1. Build a complete list of all your citations
Before you start checking, you need an overview. Export a PDF version of your thesis from Word, keep the “Show” function for your citations active (Zotero and Citavi highlight the fields in colour when you enable “Show field codes” in the settings). Count how many citations your thesis contains. A 40-page bachelor’s thesis typically has 60–120 references; a master’s thesis often has 150 or more. Allow two to five minutes per citation in manual mode — which adds up to several days. That’s why most students skip this step.
2. Check four things per citation
For every reference, four points must hold — otherwise you have a problem.
- Content. Does the source actually say what you claim, word for word?
- Page number. Is the page number correct, and does the citation actually appear there?
- Bibliography. Is there a complete entry in the reference list that matches the in-text citation (same authors, same year, same title)?
- Citation style. Does the citation follow the requirements of your discipline or department (APA 7, Chicago, Harvard, DGPs, etc.)?
Most errors land at points 1 and 2. Point 3 is handled by Zotero when you use it consistently — see the next section.
3. Keep your Zotero library clean
If your Zotero library is messy, the mess runs through your entire thesis. Three hygiene steps:
- Remove duplicates. Tools → Find Duplicates. Merge the flagged entries — never delete just one; Zotero keeps all annotations that way.

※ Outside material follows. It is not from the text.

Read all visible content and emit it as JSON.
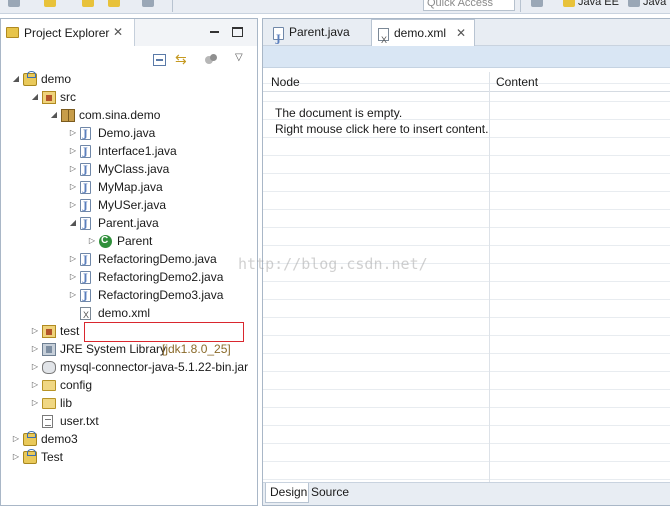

- Complete DOIs. Right-click → “Retrieve metadata for DOI/ISBN”. Saves you every manual bibliography correction later.
- Check attachments. Every cited entry should have the source PDF or at least a link to the original page. Without it, you can’t check the citation against the source — and neither can we.
4. Gather your source PDFs
For every cited source you need the original — as a PDF, EPUB, or physical book. Download PDFs from your university library (don’t forget the VPN), use Sci-Hub only where it’s legal, and for sources not available digitally, contact the authors directly: many will send a preprint on request. Keep all PDFs in one folder per thesis and name them using the pattern Author_Year_ShortTitle.pdf. This makes the next step noticeably faster.
5. Choose your checking tool
You have three options:
- Manual. Open PDF, jump to the page, read, compare. Reliable but slow and tiring — fatigue makes the eye overlook things.
- Ctrl+F word search. Faster, but risky: a slightly paraphrased citation won’t show up.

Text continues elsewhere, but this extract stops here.